Em terceiro lugar, a empresa detém e fornece toda a tecnologia, tanto no que diz respeito à genética dos animais, ao tipo de equipamento e instalações a serem empregadas na produção, quanto no que diz respeito a alimentação e manejo dos animais durante o processo de produção.

Observa-se, assim, que o processo de produção da matéria prima nas propriedades reduziu-se a uma etapa do processo de produção industrial, o qual se inicia antes da chegada dos animais nas propriedades (pesquisa genética, produção dos leitões e pintos de um dia entregues nas propriedades, além de todo o processo de elaboração e produção das rações e outros insumos necessários à produção) e prossegue após a entrega dos animais prontos à empresa pelo agricultor (abate e processamento industrial da carne). Vê-se, assim, que a participação dos agricultores familiares se dá num momento específico e bem determinado do processo, o qual ocorre sob total controle e determinação da empresa integradora.

Essas transformações modificaram profundamente o padrão de produção da agricultura familiar, rompendo-se as condições que lhe permitiam a auto-reprodução, fazendo-a a mergulhar numa profunda crise.

[...] o próprio saber do agricultor passa a ser questionado como não sendo mais suficiente para explorar a atividade nestes novos patamares impostos. Um novo conhecimento trazido pelos técnicos das empresas e da própria extensão pública passa a ser colocado como necessário ao novo processo de criação, e exigido também, para atingir os níveis de produtividade exigidos. Esta nova dinâmica imprimida pela agroindústria, traz implicações no funcionamento interno da pequena propriedade.
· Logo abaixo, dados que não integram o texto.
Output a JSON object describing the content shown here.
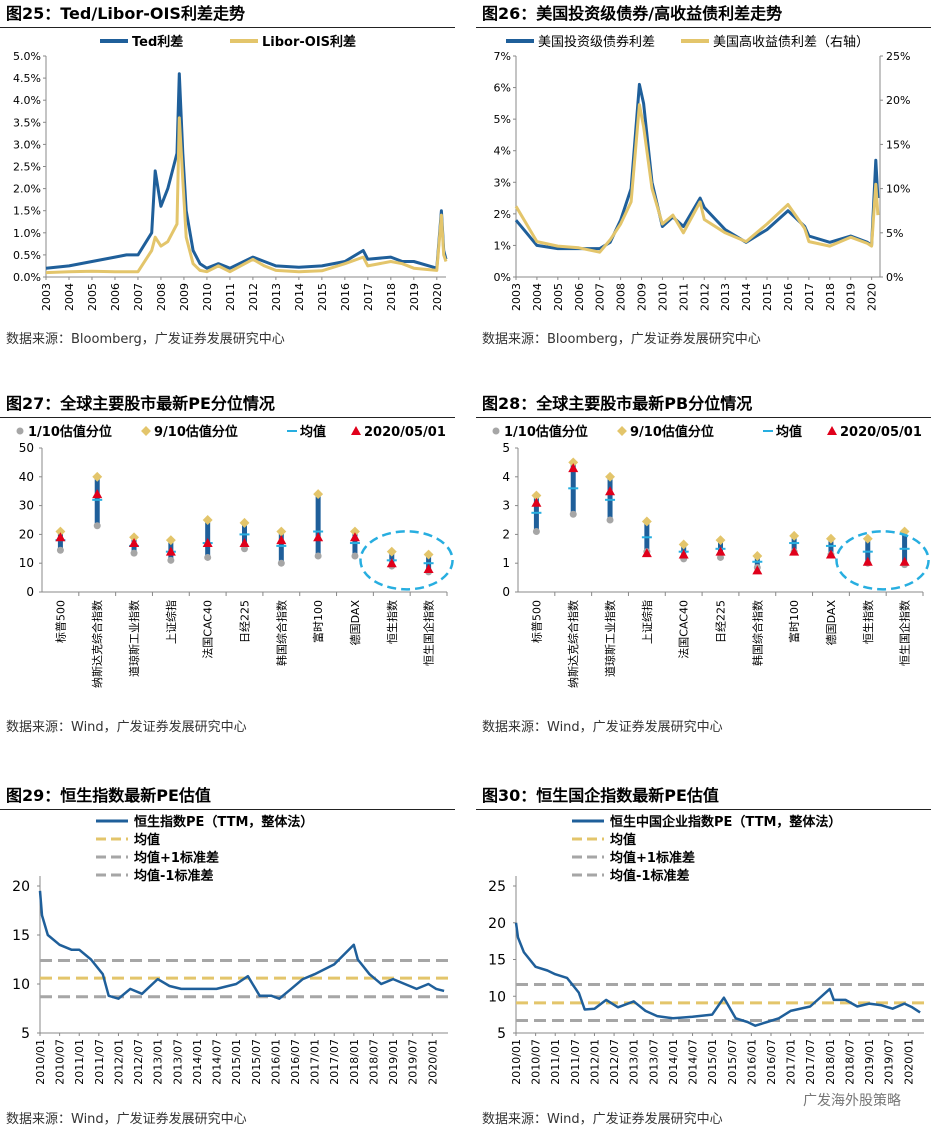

De simples relacionamento comercial, as relações entre a pequena produção e a agroindústria evoluíram a nível de interferência dos grandes frigoríficos no processo produtivo das unidades familiares. (SILVESTRO, 1995, p. 130)

Assim, nesse ambiente, o saber “tradicional” do agricultor vai aos poucos sendo suplantado por um conhecimento mais “racional e técnico” e o modo tradicional de produzir dá lugar a um processo de produção que se orienta a partir de fora das unidades familiares de produção agrícola, guiado em seus objetivos e formas pela dinâmica de produção industrial, orientada para o produtivismo, para a inovação e para a maximização do lucro.

O que se observou a partir de então foi a intensificação do processo de diferenciação interna entre as unidades de produção agrícola familiar, a seletividade crescente das unidades a serem incluídas na dinâmica da produção agroindustrial modernizada e a concentração da produção (especialmente da produção animal) num número menor de unidades produtivas, o que provocou profundos desdobramentos na organização social, econômica e política da região.

O que se observa, segundo Silvestro (1995, p. 127-8) é que

[...] a agroindústria, não destruindo completamente o caráter ‘camponês’ da propriedade, faz uma reelaboração da ‘cultura do colono’, inserindo nela elementos ‘modernos’

(crédito, aperfeiçoamento técnico, especialização da produção, administração racional, etc), de modo que se falseiam a dominação e seus efeitos.